|Maggie Linn Bartlett|
They are called INBRE scholars and are part of the largest grant in UNMC history.
Today we feature Maggie Linn Bartlett, a junior majoring in biotechnology at the University of Nebraska at Omaha.
What should we know about you?
I am co-author of two papers that were published this year: "Detection and Quantitative Assay of 2-ThioBarbituric Acid From Inert Solid and Solubilized Samples by Spectrometer," accepted Jan. 7 and published by Environmental Science: An Indian Journal; and "Detection and Quantitative Analysis for 2-ThioBarbituric Acid Utilizing Uv-Visible Spectrophotometer," accepted Feb. 16 and published by the American Journal of Pharmacological Sciences
In the second grade, we took field trips to a local pond and took samples to examine. I continued the practice and would conduct experiments of my own.

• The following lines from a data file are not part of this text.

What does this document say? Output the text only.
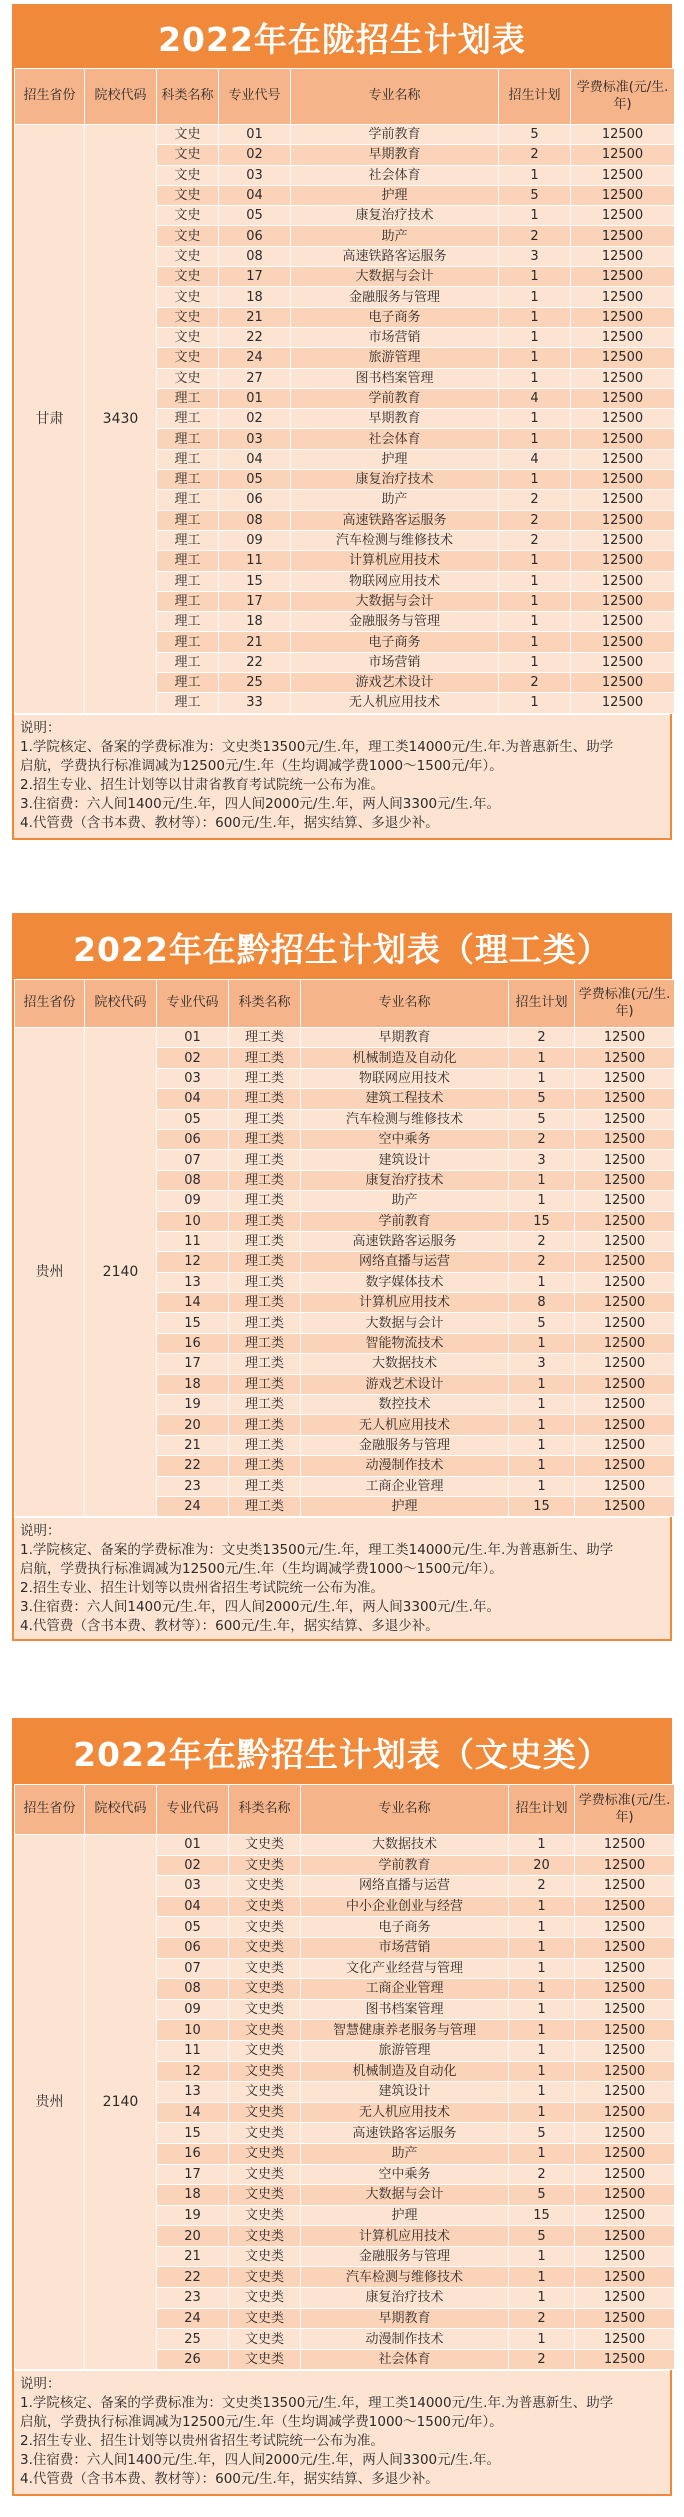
2022年在陇招生计划表
招生省份	院校代码	科类名称	专业代号	专业名称	招生计划	学费标准(元/生.年)
甘肃	3430	文史	01	学前教育	5	12500
		文史	02	早期教育	2	12500
		文史	03	社会体育	1	12500
		文史	04	护理	5	12500
		文史	05	康复治疗技术	1	12500
		文史	06	助产	2	12500
		文史	08	高速铁路客运服务	3	12500
		文史	17	大数据与会计	1	12500
		文史	18	金融服务与管理	1	12500
		文史	21	电子商务	1	12500
		文史	22	市场营销	1	12500
		文史	24	旅游管理	1	12500
		文史	27	图书档案管理	1	12500
		理工	01	学前教育	4	12500
		理工	02	早期教育	1	12500
		理工	03	社会体育	1	12500
		理工	04	护理	4	12500
		理工	05	康复治疗技术	1	12500
		理工	06	助产	2	12500
		理工	08	高速铁路客运服务	2	12500
		理工	09	汽车检测与维修技术	2	12500
		理工	11	计算机应用技术	1	12500
		理工	15	物联网应用技术	1	12500
		理工	17	大数据与会计	1	12500
		理工	18	金融服务与管理	1	12500
		理工	21	电子商务	1	12500
		理工	22	市场营销	1	12500
		理工	25	游戏艺术设计	2	12500
		理工	33	无人机应用技术	1	12500
说明：
1.学院核定、备案的学费标准为：文史类13500元/生.年，理工类14000元/生.年.为普惠新生、助学
启航，学费执行标准调减为12500元/生.年（生均调减学费1000～1500元/年）。
2.招生专业、招生计划等以甘肃省教育考试院统一公布为准。
3.住宿费：六人间1400元/生.年，四人间2000元/生.年，两人间3300元/生.年。
4.代管费（含书本费、教材等）：600元/生.年，据实结算、多退少补。
2022年在黔招生计划表（理工类）
招生省份	院校代码	专业代码	科类名称	专业名称	招生计划	学费标准(元/生.年)
贵州	2140	01	理工类	早期教育	2	12500
		02	理工类	机械制造及自动化	1	12500
		03	理工类	物联网应用技术	1	12500
		04	理工类	建筑工程技术	5	12500
		05	理工类	汽车检测与维修技术	5	12500
		06	理工类	空中乘务	2	12500
		07	理工类	建筑设计	3	12500
		08	理工类	康复治疗技术	1	12500
		09	理工类	助产	1	12500
		10	理工类	学前教育	15	12500
		11	理工类	高速铁路客运服务	2	12500
		12	理工类	网络直播与运营	2	12500
		13	理工类	数字媒体技术	1	12500
		14	理工类	计算机应用技术	8	12500
		15	理工类	大数据与会计	5	12500
		16	理工类	智能物流技术	1	12500
		17	理工类	大数据技术	3	12500
		18	理工类	游戏艺术设计	1	12500
		19	理工类	数控技术	1	12500
		20	理工类	无人机应用技术	1	12500
		21	理工类	金融服务与管理	1	12500
		22	理工类	动漫制作技术	1	12500
		23	理工类	工商企业管理	1	12500
		24	理工类	护理	15	12500
说明：
1.学院核定、备案的学费标准为：文史类13500元/生.年，理工类14000元/生.年.为普惠新生、助学
启航，学费执行标准调减为12500元/生.年（生均调减学费1000～1500元/年）。
2.招生专业、招生计划等以贵州省招生考试院统一公布为准。
3.住宿费：六人间1400元/生.年，四人间2000元/生.年，两人间3300元/生.年。
4.代管费（含书本费、教材等）：600元/生.年，据实结算、多退少补。
2022年在黔招生计划表（文史类）
招生省份	院校代码	专业代码	科类名称	专业名称	招生计划	学费标准(元/生.年)
贵州	2140	01	文史类	大数据技术	1	12500
		02	文史类	学前教育	20	12500
		03	文史类	网络直播与运营	2	12500
		04	文史类	中小企业创业与经营	1	12500
		05	文史类	电子商务	1	12500
		06	文史类	市场营销	1	12500
		07	文史类	文化产业经营与管理	1	12500
		08	文史类	工商企业管理	1	12500
		09	文史类	图书档案管理	1	12500
		10	文史类	智慧健康养老服务与管理	1	12500
		11	文史类	旅游管理	1	12500
		12	文史类	机械制造及自动化	1	12500
		13	文史类	建筑设计	1	12500
		14	文史类	无人机应用技术	1	12500
		15	文史类	高速铁路客运服务	5	12500
		16	文史类	助产	1	12500
		17	文史类	空中乘务	2	12500
		18	文史类	大数据与会计	5	12500
		19	文史类	护理	15	12500
		20	文史类	计算机应用技术	5	12500
		21	文史类	金融服务与管理	1	12500
		22	文史类	汽车检测与维修技术	1	12500
		23	文史类	康复治疗技术	1	12500
		24	文史类	早期教育	2	12500
		25	文史类	动漫制作技术	1	12500
		26	文史类	社会体育	2	12500
说明：
1.学院核定、备案的学费标准为：文史类13500元/生.年，理工类14000元/生.年.为普惠新生、助学
启航，学费执行标准调减为12500元/生.年（生均调减学费1000～1500元/年）。
2.招生专业、招生计划等以贵州省招生考试院统一公布为准。
3.住宿费：六人间1400元/生.年，四人间2000元/生.年，两人间3300元/生.年。
4.代管费（含书本费、教材等）：600元/生.年，据实结算、多退少补。
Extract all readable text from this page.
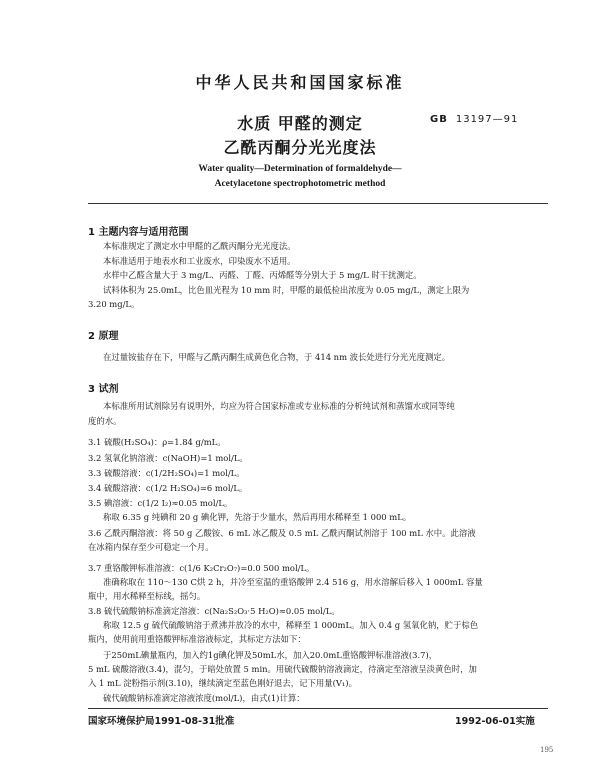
中华人民共和国国家标准
水质 甲醛的测定
乙酰丙酮分光光度法
GB 13197—91
Water quality—Determination of formaldehyde—
Acetylacetone spectrophotometric method
1 主题内容与适用范围
本标准规定了测定水中甲醛的乙酰丙酮分光光度法。
本标准适用于地表水和工业废水，印染废水不适用。
水样中乙醛含量大于 3 mg/L、丙醛、丁醛、丙烯醛等分别大于 5 mg/L 时干扰测定。
试料体积为 25.0mL，比色皿光程为 10 mm 时，甲醛的最低检出浓度为 0.05 mg/L，测定上限为
3.20 mg/L。
2 原理
在过量铵盐存在下，甲醛与乙酰丙酮生成黄色化合物，于 414 nm 波长处进行分光光度测定。
3 试剂
本标准所用试剂除另有说明外，均应为符合国家标准或专业标准的分析纯试剂和蒸馏水或同等纯
度的水。
3.1 硫酸(H₂SO₄)：ρ=1.84 g/mL。
3.2 氢氧化钠溶液：c(NaOH)=1 mol/L。
3.3 硫酸溶液：c(1/2H₂SO₄)=1 mol/L。
3.4 硫酸溶液：c(1/2 H₂SO₄)=6 mol/L。
3.5 碘溶液：c(1/2 I₂)≈0.05 mol/L。
称取 6.35 g 纯碘和 20 g 碘化钾，先溶于少量水，然后再用水稀释至 1 000 mL。
3.6 乙酰丙酮溶液：将 50 g 乙酸铵、6 mL 冰乙酸及 0.5 mL 乙酰丙酮试剂溶于 100 mL 水中。此溶液
在冰箱内保存至少可稳定一个月。
3.7 重铬酸钾标准溶液：c(1/6 K₂Cr₂O₇)=0.0 500 mol/L。
准确称取在 110～130 C烘 2 h，并冷至室温的重铬酸钾 2.4 516 g，用水溶解后移入 1 000mL 容量
瓶中，用水稀释至标线，摇匀。
3.8 硫代硫酸钠标准滴定溶液：c(Na₂S₂O₃·5 H₂O)≈0.05 mol/L。
称取 12.5 g 硫代硫酸钠溶于煮沸并放冷的水中，稀释至 1 000mL。加入 0.4 g 氢氧化钠，贮于棕色
瓶内，使用前用重铬酸钾标准溶液标定，其标定方法如下：
于250mL碘量瓶内，加入约1g碘化钾及50mL水，加入20.0mL重铬酸钾标准溶液(3.7)，
5 mL 硫酸溶液(3.4)，混匀，于暗处放置 5 min。用硫代硫酸钠溶液滴定，待滴定至溶液呈淡黄色时，加
入 1 mL 淀粉指示剂(3.10)，继续滴定至蓝色刚好退去，记下用量(V₁)。
硫代硫酸钠标准滴定溶液浓度(mol/L)，由式(1)计算：
国家环境保护局1991-08-31批准	1992-06-01实施
195
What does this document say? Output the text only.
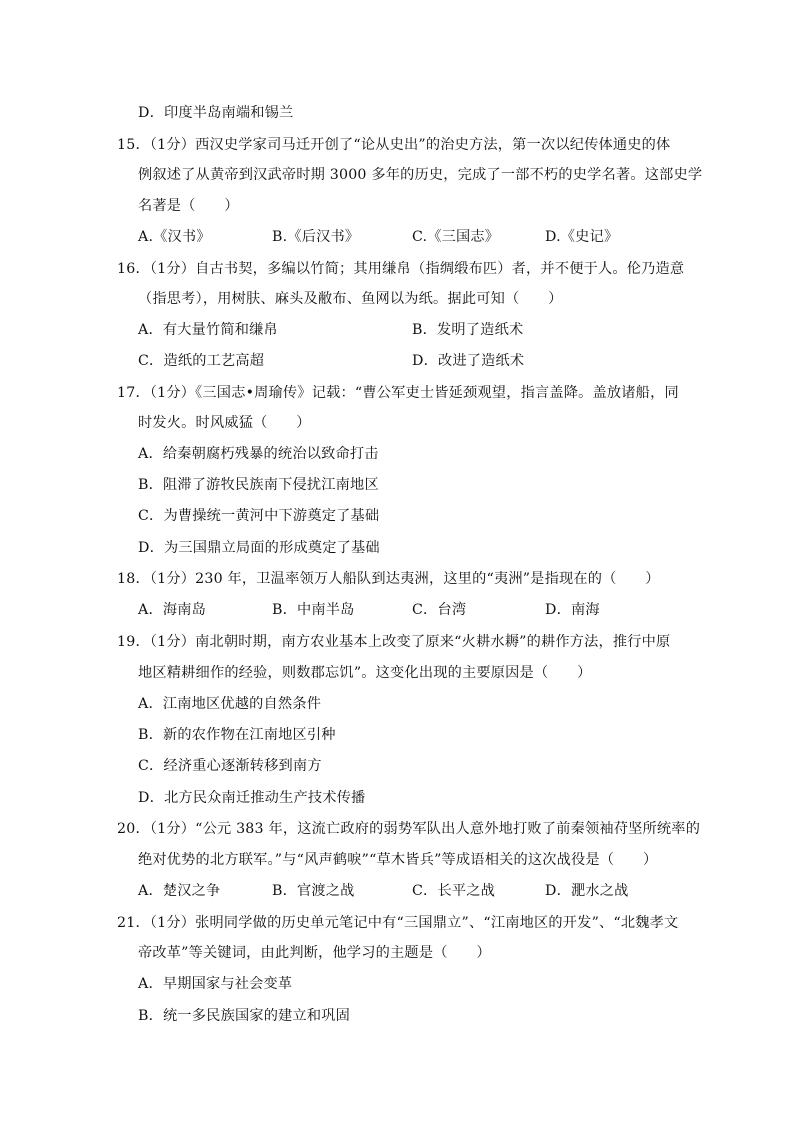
D．印度半岛南端和锡兰
15．（1分）西汉史学家司马迁开创了“论从史出”的治史方法，第一次以纪传体通史的体
例叙述了从黄帝到汉武帝时期 3000 多年的历史，完成了一部不朽的史学名著。这部史学
名著是（　　）
A.《汉书》	B.《后汉书》	C.《三国志》	D.《史记》
16．（1分）自古书契，多编以竹简；其用缣帛（指绸缎布匹）者，并不便于人。伦乃造意
（指思考），用树肤、麻头及敝布、鱼网以为纸。据此可知（　　）
A．有大量竹简和缣帛	B．发明了造纸术
C．造纸的工艺高超	D．改进了造纸术
17．（1分）《三国志•周瑜传》记载：“曹公军吏士皆延颈观望，指言盖降。盖放诸船，同
时发火。时风威猛（　　）
A．给秦朝腐朽残暴的统治以致命打击
B．阻滞了游牧民族南下侵扰江南地区
C．为曹操统一黄河中下游奠定了基础
D．为三国鼎立局面的形成奠定了基础
18．（1分）230 年，卫温率领万人船队到达夷洲，这里的“夷洲”是指现在的（　　）
A．海南岛	B．中南半岛	C．台湾	D．南海
19．（1分）南北朝时期，南方农业基本上改变了原来“火耕水耨”的耕作方法，推行中原
地区精耕细作的经验，则数郡忘饥”。这变化出现的主要原因是（　　）
A．江南地区优越的自然条件
B．新的农作物在江南地区引种
C．经济重心逐渐转移到南方
D．北方民众南迁推动生产技术传播
20．（1分）“公元 383 年，这流亡政府的弱势军队出人意外地打败了前秦领袖苻坚所统率的
绝对优势的北方联军。”与“风声鹤唳”“草木皆兵”等成语相关的这次战役是（　　）
A．楚汉之争	B．官渡之战	C．长平之战	D．淝水之战
21．（1分）张明同学做的历史单元笔记中有“三国鼎立”、“江南地区的开发”、“北魏孝文
帝改革”等关键词，由此判断，他学习的主题是（　　）
A．早期国家与社会变革
B．统一多民族国家的建立和巩固
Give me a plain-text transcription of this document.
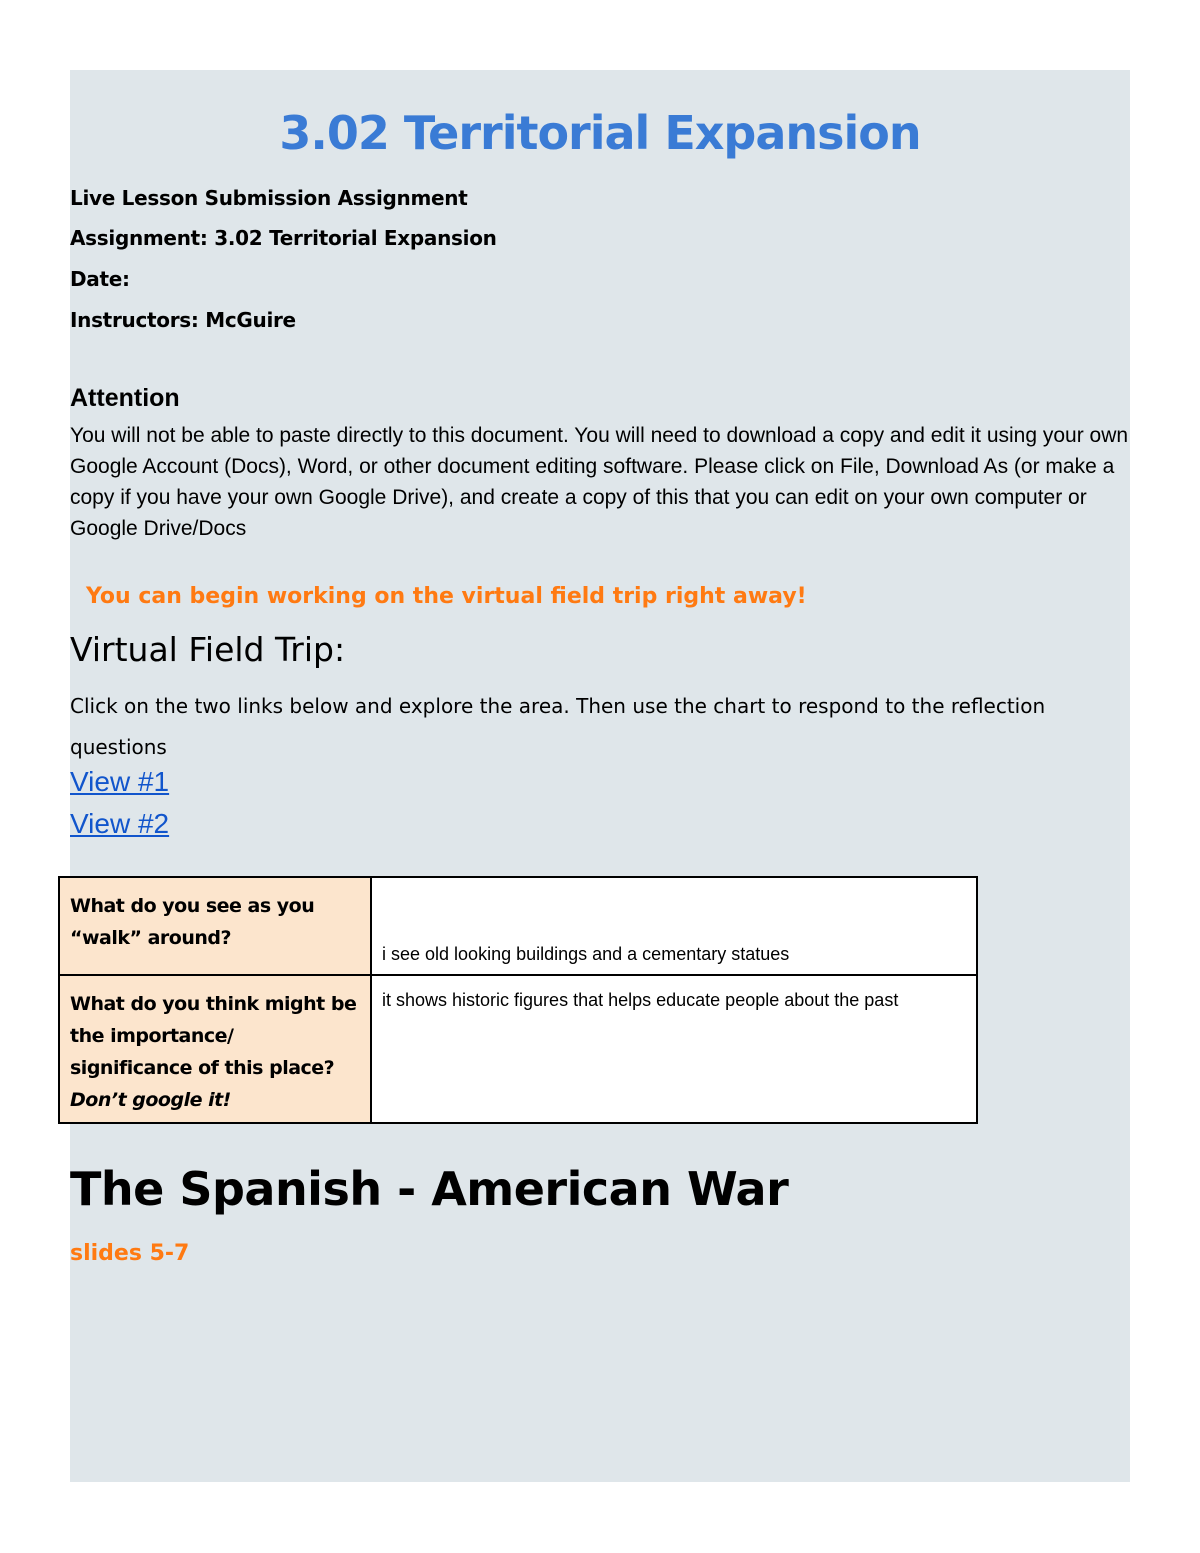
3.02 Territorial Expansion

Live Lesson Submission Assignment

Assignment: 3.02 Territorial Expansion

Date:

Instructors: McGuire

Attention

You will not be able to paste directly to this document. You will need to download a copy and edit it using your own Google Account (Docs), Word, or other document editing software. Please click on File, Download As (or make a copy if you have your own Google Drive), and create a copy of this that you can edit on your own computer or Google Drive/Docs

You can begin working on the virtual field trip right away!

Virtual Field Trip:

Click on the two links below and explore the area. Then use the chart to respond to the reflection questions

View #1
View #2
What do you see as you “walk” around?	i see old looking buildings and a cementary statues
What do you think might be the importance/ significance of this place? Don’t google it!	it shows historic figures that helps educate people about the past
The Spanish - American War

slides 5-7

What is it about science that excites you?
Curiosity has always been my crutch. Defining what is undefined is both intriguing and challenging, and I like being put up to the task.
Will you pursue a career in science?
I absolutely will pursue a career in science. I aspire to obtain my Ph.D. in either vision science, evolutionary biology, or a combination of the two. One day I will run my own laboratory after many years in school and training, and with some luck along the way I may help the science world with my efforts.
Why is it important to have programs like INBRE?
Programs like INBRE are extremely important because, for people who are seriously considering biomedical research, it gives them a "trial run" at the whole process. It's a long enough time frame, with real hands-on experiments and top-notch mentoring that gives insight into what the future holds. For some, it gives them a glimpse into a world they weren't quite anticipating and helps them prepare for the next step in their career path.